Avery interrupted the lengthening silence. “I’m sorry. I’ve got to go. I have an appointment in an hour. And don’t worry. I’ll speak to Lucas and make sure he’s all right.”

Dante remained in his chair after Avery hung up. He flexed his fingers, stared at the backs of his hands and the rising map of veins under his skin.

Lucas Green has no love for Richard Shaw. Perhaps he could do it. Perhaps if I showed him. I could make sure he wouldn’t get caught. I know how.

Why shouldn’t he?

Breakfast beckoned. Pushing back from his desk, Dante headed into the hall and put on his long coat. A tête-à-tête with Jim, his friend, mentor, and long-time proprietor of the Rose and Crown, would complement his eggs nicely.

The sun shone on Dante’s back. Joggers and eager shoppers crisscrossed the street.

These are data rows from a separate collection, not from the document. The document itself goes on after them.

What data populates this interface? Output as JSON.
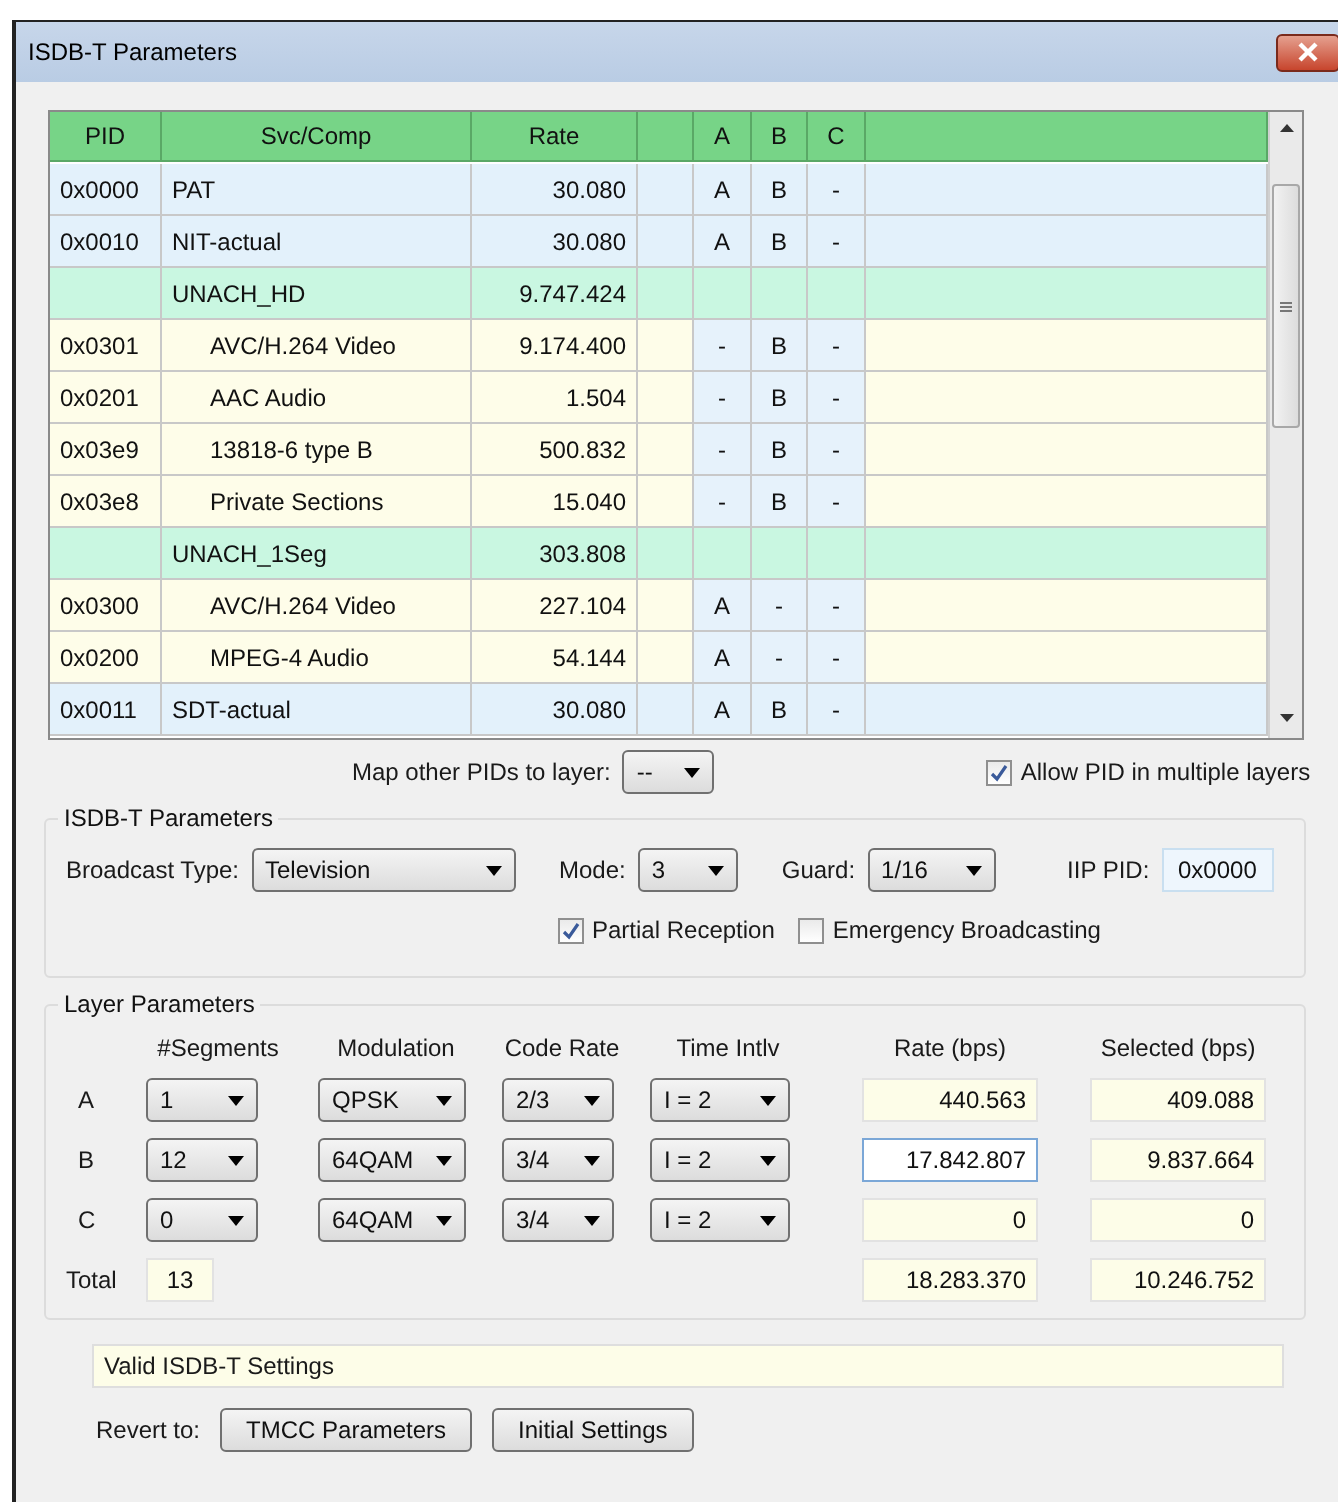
{
  "window": {
    "title": "ISDB-T Parameters"
  },
  "table": {
    "columns": [
      "PID",
      "Svc/Comp",
      "Rate",
      "A",
      "B",
      "C"
    ],
    "rows": [
      {
        "kind": "stream",
        "pid": "0x0000",
        "name": "PAT",
        "rate": "30.080",
        "layers": [
          "A",
          "B",
          "-"
        ]
      },
      {
        "kind": "stream",
        "pid": "0x0010",
        "name": "NIT-actual",
        "rate": "30.080",
        "layers": [
          "A",
          "B",
          "-"
        ]
      },
      {
        "kind": "service",
        "name": "UNACH_HD",
        "rate": "9.747.424"
      },
      {
        "kind": "component",
        "pid": "0x0301",
        "name": "AVC/H.264 Video",
        "rate": "9.174.400",
        "layers": [
          "-",
          "B",
          "-"
        ]
      },
      {
        "kind": "component",
        "pid": "0x0201",
        "name": "AAC Audio",
        "rate": "1.504",
        "layers": [
          "-",
          "B",
          "-"
        ]
      },
      {
        "kind": "component",
        "pid": "0x03e9",
        "name": "13818-6 type B",
        "rate": "500.832",
        "layers": [
          "-",
          "B",
          "-"
        ]
      },
      {
        "kind": "component",
        "pid": "0x03e8",
        "name": "Private Sections",
        "rate": "15.040",
        "layers": [
          "-",
          "B",
          "-"
        ]
      },
      {
        "kind": "service",
        "name": "UNACH_1Seg",
        "rate": "303.808"
      },
      {
        "kind": "component",
        "pid": "0x0300",
        "name": "AVC/H.264 Video",
        "rate": "227.104",
        "layers": [
          "A",
          "-",
          "-"
        ]
      },
      {
        "kind": "component",
        "pid": "0x0200",
        "name": "MPEG-4 Audio",
        "rate": "54.144",
        "layers": [
          "A",
          "-",
          "-"
        ]
      },
      {
        "kind": "stream",
        "pid": "0x0011",
        "name": "SDT-actual",
        "rate": "30.080",
        "layers": [
          "A",
          "B",
          "-"
        ]
      }
    ]
  },
  "map_layer": {
    "label": "Map other PIDs to layer:",
    "value": "--"
  },
  "allow_multiple": {
    "label": "Allow PID in multiple layers",
    "checked": true
  },
  "isdbt_group": {
    "title": "ISDB-T Parameters",
    "broadcast_type": {
      "label": "Broadcast Type:",
      "value": "Television"
    },
    "mode": {
      "label": "Mode:",
      "value": "3"
    },
    "guard": {
      "label": "Guard:",
      "value": "1/16"
    },
    "iip_pid": {
      "label": "IIP PID:",
      "value": "0x0000"
    },
    "checks": [
      {
        "label": "Partial Reception",
        "checked": true
      },
      {
        "label": "Emergency Broadcasting",
        "checked": false
      }
    ]
  },
  "layer_group": {
    "title": "Layer Parameters",
    "columns": [
      "#Segments",
      "Modulation",
      "Code Rate",
      "Time Intlv",
      "Rate (bps)",
      "Selected (bps)"
    ],
    "rows": [
      {
        "label": "A",
        "segments": "1",
        "modulation": "QPSK",
        "code_rate": "2/3",
        "time_intlv": "I = 2",
        "rate": "440.563",
        "selected": "409.088",
        "focused": false
      },
      {
        "label": "B",
        "segments": "12",
        "modulation": "64QAM",
        "code_rate": "3/4",
        "time_intlv": "I = 2",
        "rate": "17.842.807",
        "selected": "9.837.664",
        "focused": true
      },
      {
        "label": "C",
        "segments": "0",
        "modulation": "64QAM",
        "code_rate": "3/4",
        "time_intlv": "I = 2",
        "rate": "0",
        "selected": "0",
        "focused": false
      }
    ],
    "total": {
      "label": "Total",
      "segments": "13",
      "rate": "18.283.370",
      "selected": "10.246.752"
    }
  },
  "status": "Valid ISDB-T Settings",
  "revert": {
    "label": "Revert to:",
    "buttons": [
      "TMCC Parameters",
      "Initial Settings"
    ]
  }
}
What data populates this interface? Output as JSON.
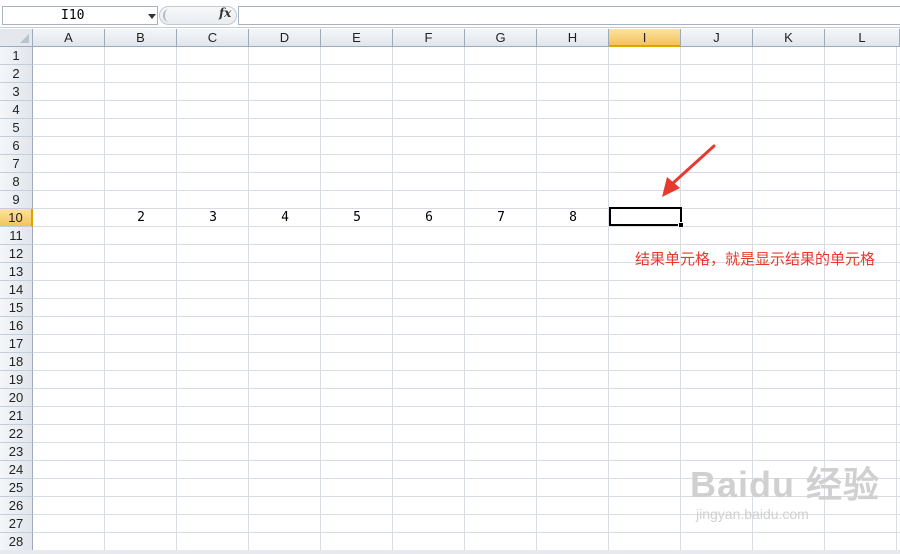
{
  "formula_bar": {
    "name_box": "I10",
    "fx_label": "fx",
    "formula_value": ""
  },
  "columns": [
    "A",
    "B",
    "C",
    "D",
    "E",
    "F",
    "G",
    "H",
    "I",
    "J",
    "K",
    "L"
  ],
  "active_column": "I",
  "rows": [
    "1",
    "2",
    "3",
    "4",
    "5",
    "6",
    "7",
    "8",
    "9",
    "10",
    "11",
    "12",
    "13",
    "14",
    "15",
    "16",
    "17",
    "18",
    "19",
    "20",
    "21",
    "22",
    "23",
    "24",
    "25",
    "26",
    "27",
    "28"
  ],
  "active_row": "10",
  "row10_values": {
    "B": "2",
    "C": "3",
    "D": "4",
    "E": "5",
    "F": "6",
    "G": "7",
    "H": "8"
  },
  "annotation_text": "结果单元格，就是显示结果的单元格",
  "annotation_color": "#e8392f",
  "watermark": {
    "main": "Baidu 经验",
    "sub": "jingyan.baidu.com"
  }
}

The dull stink of the harbor was barely a tickle in his nostrils, and somewhere out of sight, the melodious oscillations of a violin meandered through the air. All in all, this should have been a perfect Sunday.

Dante walked briskly, attempting to stamp out his disquiet. During shopping hours Mill Street was closed to cars, electric or otherwise, and he therefore didn’t pause when he reached the junction with Haven’s Yard.

Stepping off the curb, the dark flash of a limb whisked past his line of sight, just above his head. He scanned the façade—

“Hi, Mr. Okoro!”

Ten feet off the ground, skimming along the upper ledge of what used to be a carriage entrance, Dante caught sight of a young man he knew only as Sharps. No surprises, he saw Kit higher up, leaning over the edge of the roof, with two others that Dante didn’t recognize.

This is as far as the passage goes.